Un cri de pure douleur s'échappa des lèvres d'Emma, qui se pencha vers le visage de Glen, voulant l'embrasser, dans l'espoir qu'il lui réponde, dans l'espoir que tout ça n'était qu'un cauchemar. On l'interpella, on la prit par les épaules, et c'est la fureur qui pris la place de la douleur et la tristesse, et elle se débattit comme une furie, insultant et crachant sur la personne qui lui demandait de se calmer.

- Non, non, lâchez-moi ! ARRETEZ !

Elle poussa un nouveau cri, puis se remis à sangloter comme une petite fille, roulée en boule. Des mains fines et caleuses empoignèrent son visage, caressèrent ses joues, l'obligeant à lever ses prunelles vers son interlocutrice.

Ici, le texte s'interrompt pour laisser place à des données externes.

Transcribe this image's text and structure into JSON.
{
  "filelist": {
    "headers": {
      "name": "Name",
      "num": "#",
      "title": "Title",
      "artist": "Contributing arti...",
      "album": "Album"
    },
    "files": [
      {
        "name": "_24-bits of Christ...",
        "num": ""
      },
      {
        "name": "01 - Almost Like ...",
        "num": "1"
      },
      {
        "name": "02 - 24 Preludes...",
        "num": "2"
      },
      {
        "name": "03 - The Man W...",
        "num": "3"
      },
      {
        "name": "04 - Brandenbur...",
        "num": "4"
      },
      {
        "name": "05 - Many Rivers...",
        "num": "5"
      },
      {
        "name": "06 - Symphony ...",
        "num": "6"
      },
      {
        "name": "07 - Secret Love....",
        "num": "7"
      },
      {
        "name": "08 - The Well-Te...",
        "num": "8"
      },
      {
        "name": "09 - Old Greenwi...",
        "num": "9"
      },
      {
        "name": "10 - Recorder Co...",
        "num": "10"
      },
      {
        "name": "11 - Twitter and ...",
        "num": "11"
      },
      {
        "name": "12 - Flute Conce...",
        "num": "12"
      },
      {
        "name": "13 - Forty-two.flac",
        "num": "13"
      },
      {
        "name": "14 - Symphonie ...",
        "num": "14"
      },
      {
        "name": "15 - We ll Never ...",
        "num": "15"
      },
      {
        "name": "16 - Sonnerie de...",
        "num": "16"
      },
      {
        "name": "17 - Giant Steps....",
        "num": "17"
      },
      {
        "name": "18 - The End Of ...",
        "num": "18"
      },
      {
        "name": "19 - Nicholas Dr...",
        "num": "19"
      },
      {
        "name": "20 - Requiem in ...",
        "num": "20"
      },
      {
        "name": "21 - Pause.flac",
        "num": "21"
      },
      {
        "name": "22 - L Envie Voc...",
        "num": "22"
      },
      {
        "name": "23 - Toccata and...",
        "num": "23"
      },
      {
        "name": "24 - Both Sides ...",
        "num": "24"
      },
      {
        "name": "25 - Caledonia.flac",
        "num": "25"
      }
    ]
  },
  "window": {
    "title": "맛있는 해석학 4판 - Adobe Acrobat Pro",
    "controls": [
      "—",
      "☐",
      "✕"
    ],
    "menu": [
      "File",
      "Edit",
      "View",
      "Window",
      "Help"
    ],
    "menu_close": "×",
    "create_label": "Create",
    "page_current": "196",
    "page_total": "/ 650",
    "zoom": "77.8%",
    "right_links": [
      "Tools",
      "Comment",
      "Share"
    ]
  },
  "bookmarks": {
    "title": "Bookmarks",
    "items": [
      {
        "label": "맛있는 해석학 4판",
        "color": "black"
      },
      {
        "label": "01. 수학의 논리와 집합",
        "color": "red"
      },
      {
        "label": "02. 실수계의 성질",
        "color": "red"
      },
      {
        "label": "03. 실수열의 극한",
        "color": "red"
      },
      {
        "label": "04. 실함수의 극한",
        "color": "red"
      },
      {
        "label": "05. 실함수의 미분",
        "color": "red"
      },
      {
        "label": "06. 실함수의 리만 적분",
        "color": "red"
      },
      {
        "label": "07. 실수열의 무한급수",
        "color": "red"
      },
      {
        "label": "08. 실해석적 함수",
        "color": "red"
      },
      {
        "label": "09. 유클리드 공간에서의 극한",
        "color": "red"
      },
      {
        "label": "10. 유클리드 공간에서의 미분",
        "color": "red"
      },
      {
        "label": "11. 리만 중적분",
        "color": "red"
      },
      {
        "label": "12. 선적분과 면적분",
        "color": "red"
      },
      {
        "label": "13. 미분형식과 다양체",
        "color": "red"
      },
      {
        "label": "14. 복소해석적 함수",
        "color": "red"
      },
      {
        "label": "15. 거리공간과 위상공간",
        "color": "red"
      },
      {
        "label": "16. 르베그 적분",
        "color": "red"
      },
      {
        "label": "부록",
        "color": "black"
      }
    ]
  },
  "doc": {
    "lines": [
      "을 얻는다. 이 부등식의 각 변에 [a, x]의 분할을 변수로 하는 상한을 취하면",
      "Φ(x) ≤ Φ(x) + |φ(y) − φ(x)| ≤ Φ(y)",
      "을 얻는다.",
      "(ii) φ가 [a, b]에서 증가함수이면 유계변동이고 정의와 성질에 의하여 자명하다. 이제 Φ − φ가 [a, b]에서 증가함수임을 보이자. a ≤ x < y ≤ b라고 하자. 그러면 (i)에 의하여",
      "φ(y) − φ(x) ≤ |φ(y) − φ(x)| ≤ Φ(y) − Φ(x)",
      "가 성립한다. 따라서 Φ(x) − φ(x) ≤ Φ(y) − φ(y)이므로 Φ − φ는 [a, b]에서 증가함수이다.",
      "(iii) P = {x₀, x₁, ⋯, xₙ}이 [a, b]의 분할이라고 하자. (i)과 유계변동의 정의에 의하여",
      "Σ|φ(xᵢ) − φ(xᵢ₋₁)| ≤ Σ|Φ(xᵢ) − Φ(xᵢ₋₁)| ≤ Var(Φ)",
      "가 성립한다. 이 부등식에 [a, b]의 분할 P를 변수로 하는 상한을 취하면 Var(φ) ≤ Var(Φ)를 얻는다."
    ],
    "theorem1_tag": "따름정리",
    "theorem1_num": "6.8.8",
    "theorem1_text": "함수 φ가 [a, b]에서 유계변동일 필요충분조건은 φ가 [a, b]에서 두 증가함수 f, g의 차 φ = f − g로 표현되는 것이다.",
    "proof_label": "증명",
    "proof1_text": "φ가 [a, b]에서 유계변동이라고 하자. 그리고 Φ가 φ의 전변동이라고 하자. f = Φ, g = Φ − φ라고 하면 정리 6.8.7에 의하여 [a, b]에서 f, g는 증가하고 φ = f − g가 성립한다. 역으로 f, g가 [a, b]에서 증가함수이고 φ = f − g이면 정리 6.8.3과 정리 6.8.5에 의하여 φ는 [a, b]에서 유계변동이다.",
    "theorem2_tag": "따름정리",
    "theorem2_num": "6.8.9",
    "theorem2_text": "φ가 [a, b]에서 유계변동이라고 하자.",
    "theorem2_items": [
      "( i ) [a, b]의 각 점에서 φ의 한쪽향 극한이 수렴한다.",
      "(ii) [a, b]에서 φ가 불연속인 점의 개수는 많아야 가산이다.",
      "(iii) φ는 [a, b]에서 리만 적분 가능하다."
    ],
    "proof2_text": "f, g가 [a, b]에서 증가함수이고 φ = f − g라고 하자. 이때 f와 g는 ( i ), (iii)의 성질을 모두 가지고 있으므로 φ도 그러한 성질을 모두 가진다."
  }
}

- Grand-mère... De nouvelles larmes coulèrent sur ses joues et inondèrent son cou.

- Tout va bien aller ma chérie, chuuuut...

Simon arriva bien vite après, et son regard se fit douloureux lorsqu'il aperçut le corps froid de Glen.
Et Rose berça sa petite-fille, tandis qu'on s'affairait à dégager les blessés et les cadavres des décombres.